After spending seven years in Europe (1834-1841) Mott returned to New York where he was on the founding faculty of the university medical college of New York, now New York University School of Medicine. He translated AALM Velpeau's Operative Surgery, and was foreign associate of the Imperial Academy of Medicine of Paris.

A collection of his correspondence is held at the National Library of Medicine in Bethesda, Maryland.

==Family==
In 1849, the same year he was elected President of the New York Academy of Medicine, Mott and his wife, the former Louisa Dunmore Munn, moved to a four-story Italianate brownstone mansion at #1 Gramercy Park West with their large family.

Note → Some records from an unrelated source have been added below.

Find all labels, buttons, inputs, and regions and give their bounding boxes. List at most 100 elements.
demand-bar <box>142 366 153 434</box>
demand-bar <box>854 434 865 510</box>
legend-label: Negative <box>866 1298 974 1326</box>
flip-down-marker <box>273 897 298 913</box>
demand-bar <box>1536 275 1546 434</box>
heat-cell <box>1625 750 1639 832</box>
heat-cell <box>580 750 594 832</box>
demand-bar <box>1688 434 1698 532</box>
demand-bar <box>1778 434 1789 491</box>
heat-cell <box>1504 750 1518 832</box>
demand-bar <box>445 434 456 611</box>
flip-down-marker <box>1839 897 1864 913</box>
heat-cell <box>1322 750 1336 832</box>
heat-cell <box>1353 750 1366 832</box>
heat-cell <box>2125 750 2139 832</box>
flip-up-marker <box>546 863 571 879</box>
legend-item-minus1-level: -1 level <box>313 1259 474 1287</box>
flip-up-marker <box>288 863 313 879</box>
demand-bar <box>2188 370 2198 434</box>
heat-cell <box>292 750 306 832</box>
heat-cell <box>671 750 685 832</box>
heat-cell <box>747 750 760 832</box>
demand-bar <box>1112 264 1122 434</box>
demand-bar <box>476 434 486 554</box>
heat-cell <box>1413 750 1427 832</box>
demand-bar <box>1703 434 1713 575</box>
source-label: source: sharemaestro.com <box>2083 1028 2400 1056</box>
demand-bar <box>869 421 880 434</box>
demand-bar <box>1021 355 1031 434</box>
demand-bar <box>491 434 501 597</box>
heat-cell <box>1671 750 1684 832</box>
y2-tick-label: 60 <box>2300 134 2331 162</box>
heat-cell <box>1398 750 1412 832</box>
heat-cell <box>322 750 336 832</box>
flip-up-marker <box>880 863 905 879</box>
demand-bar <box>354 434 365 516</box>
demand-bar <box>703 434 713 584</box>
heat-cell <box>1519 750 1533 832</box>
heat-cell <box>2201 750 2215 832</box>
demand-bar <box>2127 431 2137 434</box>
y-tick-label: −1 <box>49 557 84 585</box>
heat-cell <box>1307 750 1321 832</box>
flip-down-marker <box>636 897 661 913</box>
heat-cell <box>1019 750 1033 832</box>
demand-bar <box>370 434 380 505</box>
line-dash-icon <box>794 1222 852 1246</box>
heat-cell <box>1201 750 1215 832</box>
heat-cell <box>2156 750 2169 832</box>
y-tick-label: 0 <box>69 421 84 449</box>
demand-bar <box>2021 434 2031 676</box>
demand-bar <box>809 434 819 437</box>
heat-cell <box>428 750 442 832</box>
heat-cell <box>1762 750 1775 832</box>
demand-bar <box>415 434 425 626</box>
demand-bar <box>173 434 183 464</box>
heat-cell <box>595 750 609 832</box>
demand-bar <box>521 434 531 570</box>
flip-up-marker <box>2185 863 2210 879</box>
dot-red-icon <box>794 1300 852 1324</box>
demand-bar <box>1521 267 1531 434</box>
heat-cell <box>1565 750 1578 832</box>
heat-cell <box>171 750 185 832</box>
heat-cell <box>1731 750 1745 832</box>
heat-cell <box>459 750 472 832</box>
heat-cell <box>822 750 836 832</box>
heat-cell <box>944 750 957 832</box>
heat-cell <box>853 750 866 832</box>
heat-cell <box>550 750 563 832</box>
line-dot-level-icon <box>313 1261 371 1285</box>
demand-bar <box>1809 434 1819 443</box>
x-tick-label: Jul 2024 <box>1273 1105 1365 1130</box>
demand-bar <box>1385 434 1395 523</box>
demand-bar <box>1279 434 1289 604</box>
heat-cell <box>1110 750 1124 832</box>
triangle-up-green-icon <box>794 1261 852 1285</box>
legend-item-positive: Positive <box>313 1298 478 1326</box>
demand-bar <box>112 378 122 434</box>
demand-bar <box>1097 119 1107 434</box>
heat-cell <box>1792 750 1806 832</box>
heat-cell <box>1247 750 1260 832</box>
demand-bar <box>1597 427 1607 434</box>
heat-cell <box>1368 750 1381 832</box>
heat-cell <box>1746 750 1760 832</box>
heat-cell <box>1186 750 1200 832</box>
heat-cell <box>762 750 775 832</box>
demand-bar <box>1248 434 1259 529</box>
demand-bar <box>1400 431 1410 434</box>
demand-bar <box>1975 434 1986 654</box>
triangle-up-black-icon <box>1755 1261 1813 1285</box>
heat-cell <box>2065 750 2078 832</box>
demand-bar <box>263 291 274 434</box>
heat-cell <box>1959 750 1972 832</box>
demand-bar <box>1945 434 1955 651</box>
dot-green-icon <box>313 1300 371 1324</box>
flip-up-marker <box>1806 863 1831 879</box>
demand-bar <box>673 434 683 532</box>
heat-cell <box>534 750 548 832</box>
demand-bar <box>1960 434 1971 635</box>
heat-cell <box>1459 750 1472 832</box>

The couple had 9 children: 6 sons, including Alexander Brown Mott (1826–1889), Valentine Mott, Jr. (1822–1854), and Thaddeus P. Mott; and 3 daughters, including Louisa Dunmore Mott, who in 1842 married the surgeon William Holme Van Buren. A son of Alexander B. Mott, the surgeon Dr. Valentine Mott (1852–1918) studied under Louis Pasteur in Paris and was the first to introduce rabies vaccine into the U.S.

Upon his death in 1865, Mott was interred at Green-Wood Cemetery in Brooklyn, New York.